The development of accurate predictive engine simulations requires experimental data to both inform and validate the models, but very limited information is presently available about the chemical structure of high pressure spray flames under engine- relevant conditions. Probing such flames for chemical information using non- intrusive optical methods or intrusive sampling techniques, however, is challenging because of the physical and optical harshness of the environment. This work details two new diagnostics that have been developed and deployed to obtain quantitative species concentrations and soot volume fractions from a high-pressure combusting spray. A high-speed, high-pressure sampling system was developed to extract gaseous species (including soot precursor species) from within the flame for offline analysis by time-of-flight mass spectrometry. A high-speed multi-wavelength optical extinction diagnostic was also developed to quantify transient and quasi-steady soot processes. High-pressure sampling and offline characterization of gas-phase species formed following the pre-burn event was accomplished as well as characterization of gas-phase species present in the lift-off region of a high-pressure n-dodecane spray flame.
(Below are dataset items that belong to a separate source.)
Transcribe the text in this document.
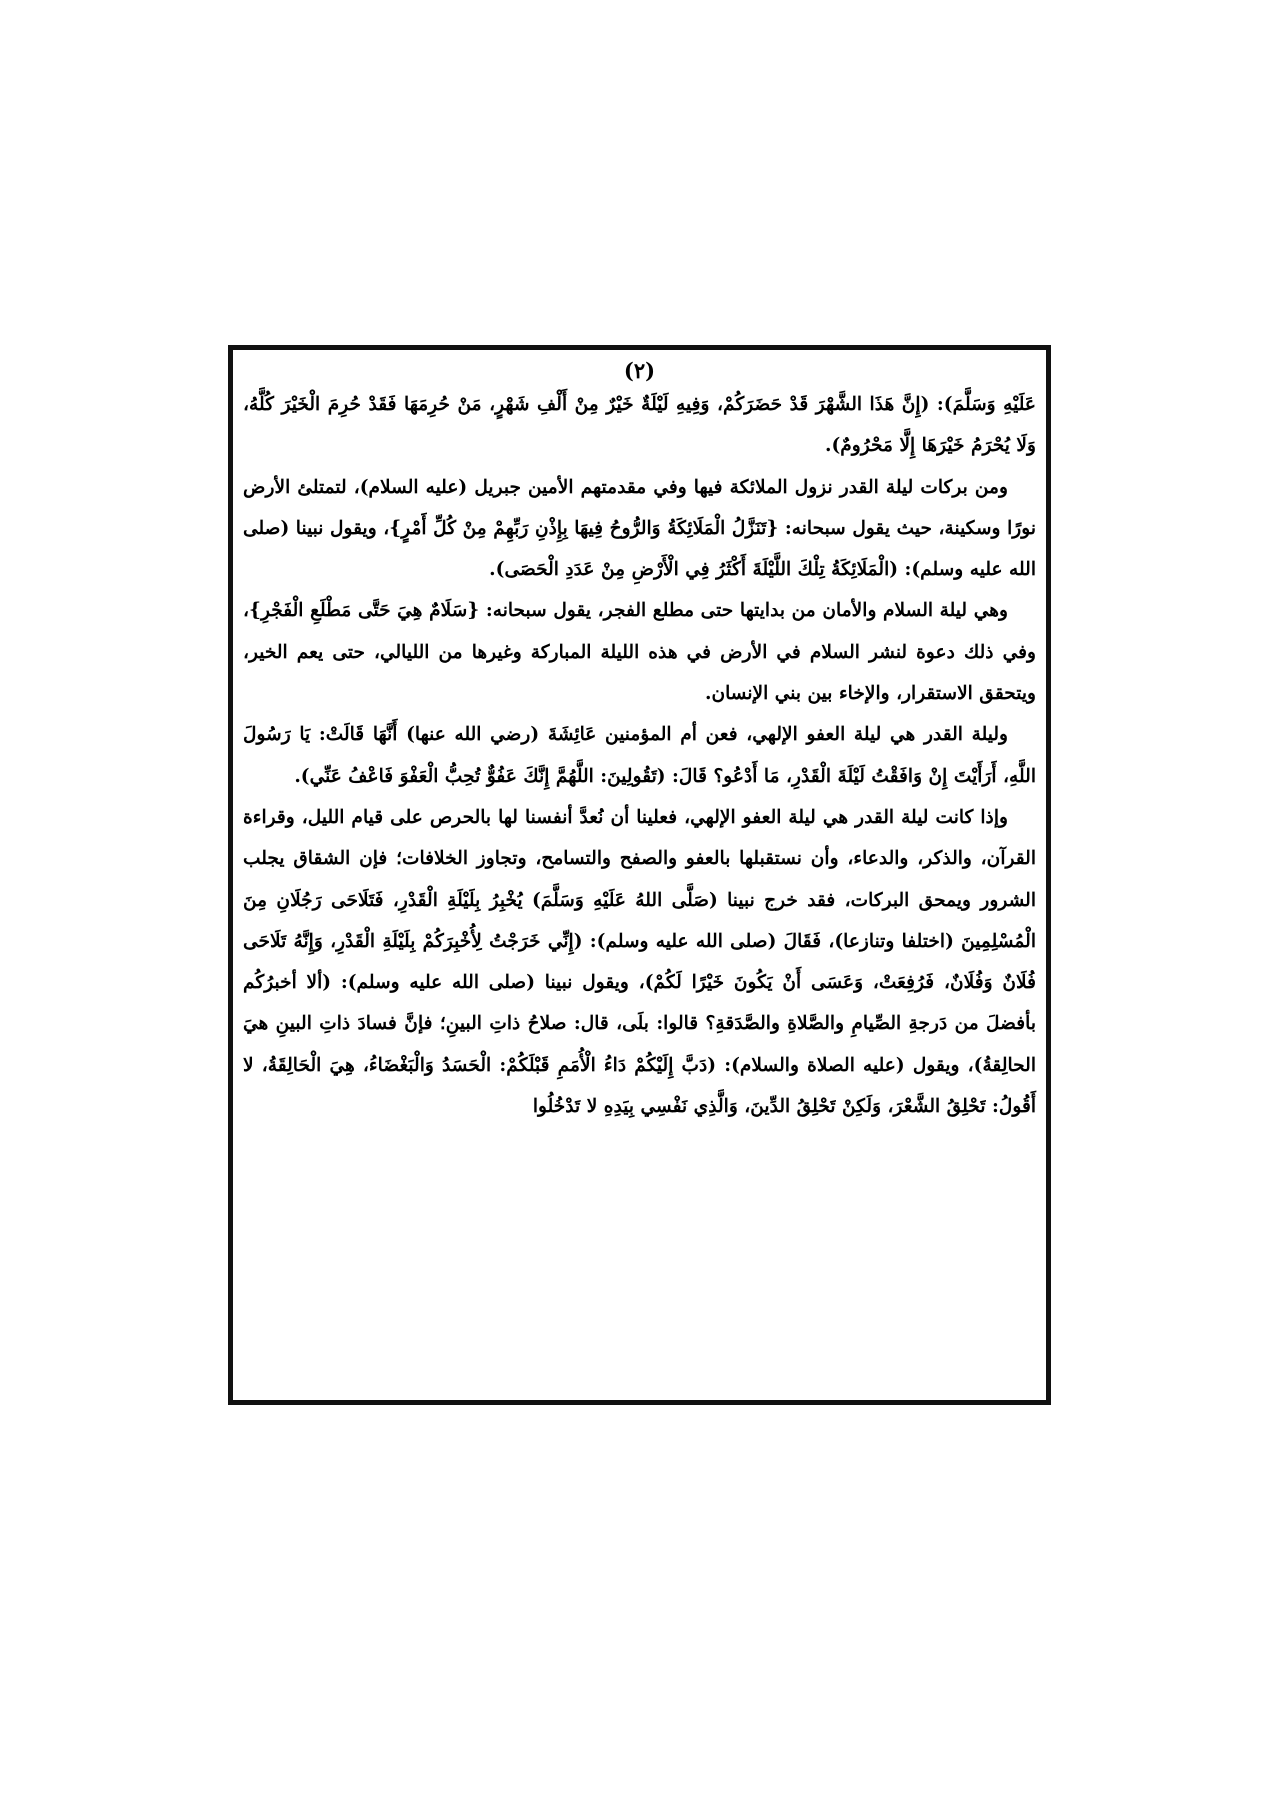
(٢)

عَلَيْهِ وَسَلَّمَ): (إِنَّ هَذَا الشَّهْرَ قَدْ حَضَرَكُمْ، وَفِيهِ لَيْلَةٌ خَيْرٌ مِنْ أَلْفِ شَهْرٍ، مَنْ حُرِمَهَا فَقَدْ حُرِمَ الْخَيْرَ كُلَّهُ، وَلَا يُحْرَمُ خَيْرَهَا إِلَّا مَحْرُومٌ).

ومن بركات ليلة القدر نزول الملائكة فيها وفي مقدمتهم الأمين جبريل (عليه السلام)، لتمتلئ الأرض نورًا وسكينة، حيث يقول سبحانه: {تَنَزَّلُ الْمَلَائِكَةُ وَالرُّوحُ فِيهَا بِإِذْنِ رَبِّهِمْ مِنْ كُلِّ أَمْرٍ}، ويقول نبينا (صلى الله عليه وسلم): (الْمَلَائِكَةُ تِلْكَ اللَّيْلَةَ أَكْثَرُ فِي الْأَرْضِ مِنْ عَدَدِ الْحَصَى).

وهي ليلة السلام والأمان من بدايتها حتى مطلع الفجر، يقول سبحانه: {سَلَامٌ هِيَ حَتَّى مَطْلَعِ الْفَجْرِ}، وفي ذلك دعوة لنشر السلام في الأرض في هذه الليلة المباركة وغيرها من الليالي، حتى يعم الخير، ويتحقق الاستقرار، والإخاء بين بني الإنسان.

وليلة القدر هي ليلة العفو الإلهي، فعن أم المؤمنين عَائِشَةَ (رضي الله عنها) أَنَّهَا قَالَتْ: يَا رَسُولَ اللَّهِ، أَرَأَيْتَ إِنْ وَافَقْتُ لَيْلَةَ الْقَدْرِ، مَا أَدْعُو؟ قَالَ: (تَقُولِينَ: اللَّهُمَّ إِنَّكَ عَفُوٌّ تُحِبُّ الْعَفْوَ فَاعْفُ عَنِّي).

وإذا كانت ليلة القدر هي ليلة العفو الإلهي، فعلينا أن نُعدَّ أنفسنا لها بالحرص على قيام الليل، وقراءة القرآن، والذكر، والدعاء، وأن نستقبلها بالعفو والصفح والتسامح، وتجاوز الخلافات؛ فإن الشقاق يجلب الشرور ويمحق البركات، فقد خرج نبينا (صَلَّى اللهُ عَلَيْهِ وَسَلَّمَ) يُخْبِرُ بِلَيْلَةِ الْقَدْرِ، فَتَلَاحَى رَجُلَانِ مِنَ الْمُسْلِمِينَ (اختلفا وتنازعا)، فَقَالَ (صلى الله عليه وسلم): (إِنِّي خَرَجْتُ لِأُخْبِرَكُمْ بِلَيْلَةِ الْقَدْرِ، وَإِنَّهُ تَلَاحَى فُلَانٌ وَفُلَانٌ، فَرُفِعَتْ، وَعَسَى أَنْ يَكُونَ خَيْرًا لَكُمْ)، ويقول نبينا (صلى الله عليه وسلم): (ألا أخبرُكُم بأفضلَ من دَرجةِ الصِّيامِ والصَّلاةِ والصَّدَقةِ؟ قالوا: بلَى، قال: صلاحُ ذاتِ البينِ؛ فإنَّ فسادَ ذاتِ البينِ هيَ الحالِقةُ)، ويقول (عليه الصلاة والسلام): (دَبَّ إِلَيْكُمْ دَاءُ الْأُمَمِ قَبْلَكُمْ: الْحَسَدُ وَالْبَغْضَاءُ، هِيَ الْحَالِقَةُ، لا أَقُولُ: تَحْلِقُ الشَّعْرَ، وَلَكِنْ تَحْلِقُ الدِّينَ، وَالَّذِي نَفْسِي بِيَدِهِ لا تَدْخُلُوا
For the initial samples discussed in this work several species were identified, including polycyclic aromatic hydrocarbons (PAH); however, quantitative mole fractions were not determined. Nevertheless, the diagnostic developed here does have this capability. Quantitative, time-resolved measurements of soot extinction were also accomplished and the novel use of multiple incident wavelengths proved valuable toward characterizing changes in soot optical properties within different regions of the spray flame.